As has been written all over the place, this was not the most fascinating exhibition, as the main part consisted of facts prettily illustrated to look a bit like contemporary art, a bit like science,
a bit like wacky corporate info and a whole lot like Koolhaas' WIRED issue of a couple years ago. I'm more interested in proposals than facts so I'll concentrate more on the pavilions that didn't take the main theme too seriously.
First off the ultra fabulous and supremely weird Japanese pavilion which featured
the work
and inspirations of architect Terunobu Fujimori. Not only is his work , umm,
particular, but what can I say about carving an architectural model AND it's base
out of a single tree trunk? The only place I'd seen his work in the past was of course Casa Vogue...
The Austrian Pavilion featured an exhibitit called Rock over Barock (!) and featured 2 Hans Hollein and one Frederic Kiesler project from the 60's and some contemporary works inspired by these. Holleins' Superbuilding is propably the single most inspiring image in the biennale...
The Korean Pavilion featured a show on Housing: how it gets chosen, built, placed in the city etc.
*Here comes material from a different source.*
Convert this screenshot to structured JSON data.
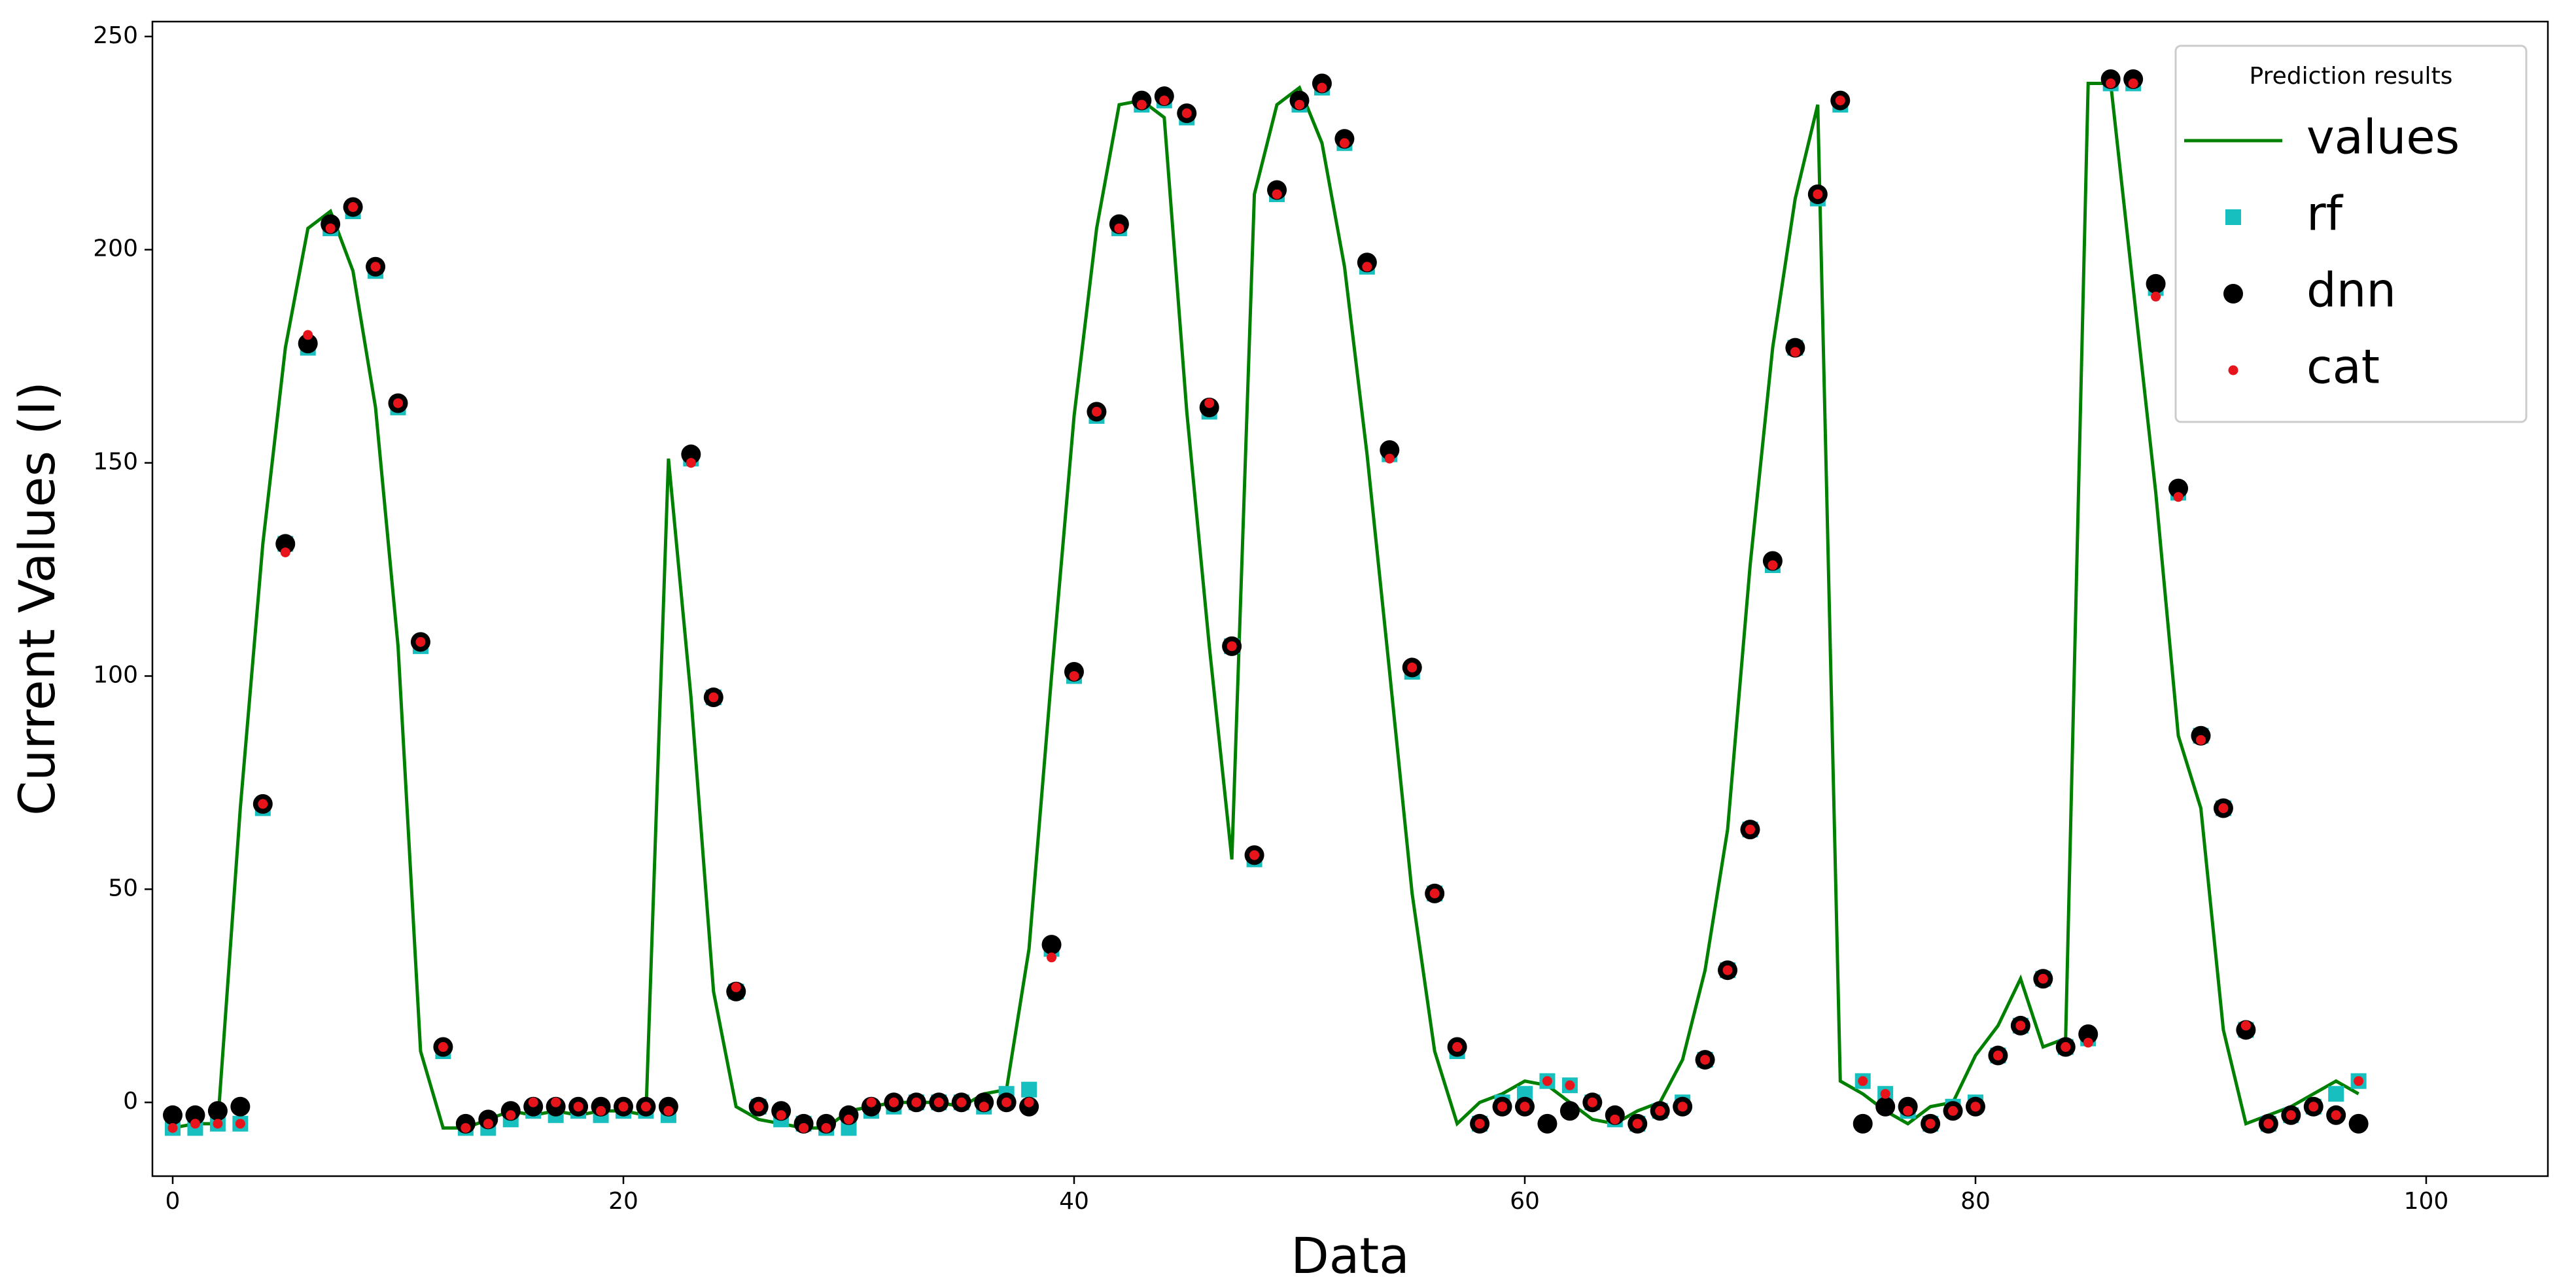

Apparently housing gets built by catalogues; you draw the building, a pamphlet gets published, people choose and buy from the catalogue and from 1-1 mock ups, and the thing gets built if it sells well enough.
Also apparently they are running out of "last homes" or graves,
and they have to invent new techniques
to properly bury their own.
The French pavilion featured Daniel Buren's fantastic striped cylinders on the facade, something I seem to have subconciously reffered to in the Cloud House, though I'd never actually seen them.
Inside the pavilion had been turned into a squat with 20 young architects DJs artists bla bla living and rotating for the duration of the biennale.
The idea is great and fresh etc but I found the scaffolding thing kind of ugly and borng and even passe, if I may say so. Other things to check out are the Cypriot participation which featured projects about the "green line",
and I particularly liked this inhabitable frame that could be transfered and transformed into many differered buildings. The idea is not new
but the result was super interesting. The Dutch pavilion featured a historical exhibition of utopian projects for cities,
like Constants' bridges etc. Not a challenging or attention grabbing show but definetly full of great encyclopedic content,
and the set-up was hip as usual.
Finally the Americal pavilion focused on the destruction from Hurricane Katrina, and projects
that propose solutions for the flood striken area.